Would I openly — unanonymously — blog and teach? Well, I do. But would I do it if I were still a high school teacher? I don’t know, honestly. It would depend on a number of things, including:

  • The content of my blog
  • The supportiveness of my administration
  • The supportiveness of my colleagues
  • The setting in which I taught (rural? urban? suburban?)
  • The community in which I taught (conservative? liberal? diverse?)
  • Whether or not I had tenure, assuming that’s an option.

…and probably a number of other things, as well. Sylvia’s decision to “out” her blogger identity and to blog unanonymously was supported by her colleagues, though (at the time I spoke with her) she hadn’t directly told the principal about her blog. She also lives in a community that is fairly supportive of teachers and education in general, and that would be likely to agree with whatever “controversial” content she or her co-writers, who are colleagues of hers, might post.

I don’t know how much I would be willing to “rock the boat,” so to speak. I’ve never been in a position to make that choice — I became a blogger after I left the classroom. Allison’s decision to stay anonymous makes perfect sense to me. Sylvia’s decision not to also makes sense.

My concern has nothing to do with individual teachers’ decisions to be anonymous or not, but with the system that requires teachers to silence ideas they have that might prove “risky.” What counts as “risky?” Having an opinion about our governor’s education policies could prove risky in some communities. Teaching a lesson on the history of the word nigger could get you fired in other communities. Experimenting with new classroom formats, such as the “flipped” classroom, could prove risky as well. Which would make blogging about these things risky. Which would make attaching one’s name to her blog super risky.

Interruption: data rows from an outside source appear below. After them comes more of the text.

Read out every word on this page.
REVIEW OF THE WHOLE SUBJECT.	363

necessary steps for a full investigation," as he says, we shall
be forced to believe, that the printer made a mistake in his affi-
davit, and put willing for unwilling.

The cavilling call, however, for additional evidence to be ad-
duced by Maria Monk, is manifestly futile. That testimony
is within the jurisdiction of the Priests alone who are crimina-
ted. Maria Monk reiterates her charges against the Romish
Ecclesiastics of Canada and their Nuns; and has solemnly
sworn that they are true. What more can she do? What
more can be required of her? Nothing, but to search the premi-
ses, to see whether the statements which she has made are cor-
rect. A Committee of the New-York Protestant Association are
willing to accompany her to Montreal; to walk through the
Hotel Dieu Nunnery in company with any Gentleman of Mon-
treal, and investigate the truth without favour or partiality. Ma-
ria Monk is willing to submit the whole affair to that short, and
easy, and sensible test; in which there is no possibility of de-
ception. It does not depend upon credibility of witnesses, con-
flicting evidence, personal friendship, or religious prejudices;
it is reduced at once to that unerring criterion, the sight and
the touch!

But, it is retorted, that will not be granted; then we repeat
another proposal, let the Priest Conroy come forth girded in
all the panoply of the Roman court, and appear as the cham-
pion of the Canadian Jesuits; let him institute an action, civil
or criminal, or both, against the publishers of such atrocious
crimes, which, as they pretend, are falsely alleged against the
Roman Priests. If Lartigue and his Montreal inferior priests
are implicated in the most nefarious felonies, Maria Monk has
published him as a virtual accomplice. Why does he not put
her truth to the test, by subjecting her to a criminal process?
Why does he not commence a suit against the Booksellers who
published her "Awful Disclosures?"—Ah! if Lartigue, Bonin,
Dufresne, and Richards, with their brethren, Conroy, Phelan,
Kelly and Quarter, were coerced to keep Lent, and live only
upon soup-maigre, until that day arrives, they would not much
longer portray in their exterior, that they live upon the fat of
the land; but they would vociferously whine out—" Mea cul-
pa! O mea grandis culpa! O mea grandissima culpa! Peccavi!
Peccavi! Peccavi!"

You might be thinking, Liz, who cares if teachers blog anonymously? Why do you care that they need to use pseudonyms? I care because teachers should be recognized for the brave, risky, innovative things they do. Because the fact that teachers feel the (completely understandable) need to de-identify themselves worries me. It sends a message. And that message is “we can’t speak, for fear of reprimand.” For fear of firing, of being misinterpreted, of being discounted or disrespected. And that’s just depressing. Teachers should be able to show off, to showcase themselves, to have digital presences that aren’t masked or hidden.

I have been thinking through a number of these issues a lot in the past few years. I’ve written a few papers on blogging and teaching, on the role of anonymity, and on teacher identity. I’m happy to share readings or other things I’ve written with anyone who wants to know more, or who wants to engage in a conversation about this topic. It’s a loaded one, and one that I struggle to discuss, because I want to remain critical (of myself, of our world) while still making my ideas clear. So please, let me know your thoughts, reactions, criticisms, ideas.

And when a teacher wants to tell you a story, listen.